Slow Cooker Cheesy Pepper Steak

This isn’t the first time I’ve made this. I didn’t like how it turned out last time so I ended up doing things a little different.

It’s not that the original recipe wasn’t good, it was. I just don’t like using bouillon cubes instead of beef broth. And then having to take all the stuff out of the slow cooker to make the gravy wasn’t my thing.

Then I started wondering why rice was made separately. I mean, you put it on top of the rice with the gravy. Why not put the rice in the slow cooker to absorb the extra juices? Then you can mix it all up and just serve it out of one pot instead of dirtying a rice cooker, a bowl, and a crockpot.

I’m all about simplifying things. That or I’m really lazy. Probably more the latter. Sometimes, questions pop up and you end up saying fuck it, I’m doing it my way.

And then I added cheese on top. Who doesn’t like cheese? Cheese is the most amazing food ever created. Ok, more like one of the most because ice cream is pretty amazing and so are smoothies.

One of Mumika’s “friends” (it’s a woman I can’t stand and her very existence frustrates me) conned us into going to one of those Juice Plus meetings. I had been dodging them for 3 years and all she said was, “Hey, want free food?” The college student in was all over it.

Mumika and I get there and I realized immediately what I had walked into. I guess it wouldn’t have been so bad if a clinical nutritionist was doing the powerpoint but it was a nurse. And I’m all like shouldn’t you be taking people’s blood or something and not telling me what I should or shouldn’t eat? She was telling the people there how meat is the devil and cheese is the son of the devil and we can get the same amount of protein and calcium from broccoli and other fruits and vegetables. Well that’s just Ludacris. And because I felt that way when the Q&A came up, asked questions. I’m that person you don’t want in a Q&A panel because I will literally ask you the one question you don’t know that I already know the answer to and then school you on what you just presented making you feel like a complete buffoon.

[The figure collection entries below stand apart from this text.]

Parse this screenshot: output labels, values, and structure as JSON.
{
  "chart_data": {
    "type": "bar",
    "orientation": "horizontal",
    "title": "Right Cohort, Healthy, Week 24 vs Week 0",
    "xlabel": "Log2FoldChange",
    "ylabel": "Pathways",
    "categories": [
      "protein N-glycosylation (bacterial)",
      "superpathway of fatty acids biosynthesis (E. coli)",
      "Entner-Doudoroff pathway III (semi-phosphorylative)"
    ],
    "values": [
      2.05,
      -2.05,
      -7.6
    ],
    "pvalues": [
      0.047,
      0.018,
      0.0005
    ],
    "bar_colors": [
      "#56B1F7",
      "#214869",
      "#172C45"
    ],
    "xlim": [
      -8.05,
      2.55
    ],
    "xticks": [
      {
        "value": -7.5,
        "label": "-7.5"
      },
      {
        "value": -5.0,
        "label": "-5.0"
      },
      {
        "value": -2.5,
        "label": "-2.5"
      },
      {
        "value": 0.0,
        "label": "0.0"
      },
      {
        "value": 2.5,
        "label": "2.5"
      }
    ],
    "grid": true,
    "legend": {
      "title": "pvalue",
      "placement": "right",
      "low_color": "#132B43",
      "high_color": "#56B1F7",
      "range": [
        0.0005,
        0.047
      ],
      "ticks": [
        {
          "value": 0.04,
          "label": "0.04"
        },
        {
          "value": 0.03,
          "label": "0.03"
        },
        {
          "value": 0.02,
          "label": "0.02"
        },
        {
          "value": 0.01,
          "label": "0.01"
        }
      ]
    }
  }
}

Yeah, she didn’t like me too much. She didn’t like Mumika either because Mumika started chiming in. Mumika’s friend was absolutely mortified.

Sorry, but you do not tell me that if I want a better life I need to cut out cheese. I can’t do it. I can’t cut out soda, pasta, or corn. I’m that person that loves all the bad things health freaks ban from their diet and happily divulges into it. Why? Because after two near death experiences, who the hell cares what you eat. You can eat whatever you want as long as it’s in moderation. Why have strict diets if on your deathbed you look at you’re grandchild and say, “Man, I really should have eaten more corn, ice cream, and bacon while I could.” I seriously can’t live without cheese. I’m diabetic, there are not carbs in cheese. And there’s protein! It’s the perfect snack when I don’t feel like fucking up my numbers. And I always feel that way. Always.

Stupid nurse telling me to give up cheese to reach optimum health. Um, yeah, that want is long gone sister, I gots the diabetes now. And no, it’s not the kind I can reverse with exercise and eating right. If it was, I wouldn’t have this evil condition.

the first time I made it

the first time I made it

Slow Cooker Cheesy Pepper Steak

2 pounds beef sirloin, cut into thin strips
1 tablespoon Garlic powder
1/4 cup beef broth
1 Tablespoon cornstarch
1/2 cup onion, sliced
1 14.5 ounce can stewed tomatoes, do not drain
3 tablespoons soy sauce
1 teaspoon sugar
1 teaspoon salt
1 large green bell pepper, sliced
1 large red bell pepper, sliced
1 1/2 cups of rice
1 1/2 cups of cheddar cheese, shredded

Directions

Spray slow cooker with non-stick cooking spray.

Place beef on bottom of crock pot and season with garlic powder.

Mix cornstarch into beef broth until it is dissolved and pour on top of the meat.

Stir in onion, stewed tomatoes, soy sauce, sugar, and salt.

Cook on High for 4 hours

For the last 30 minutes of cooking, add the sliced peppers and rice and mix until well combined.

When the cooking time is done, turn the slow cooker to warm and add the melting cheese.

Makes 10. Calories: 220, Carbohydrates: 15 grams, Sugar: 4 grams, Fiber: 1 gram, Protein: 19 grams. 

So much better.

That, and if you can put everything in one pot, why not actually do it? Isn’t this what the slow cooker/crockpot meals were designed for anyway? Dump, crank of high, ignore it for like 4 hours, and then before you know it dinner is hot and ready.

At first I was scared the rice wasn’t going to cook. Then I left it alone while on warm, and all of the sudden the rice was ready.

And like I said before, cheese makes everything better.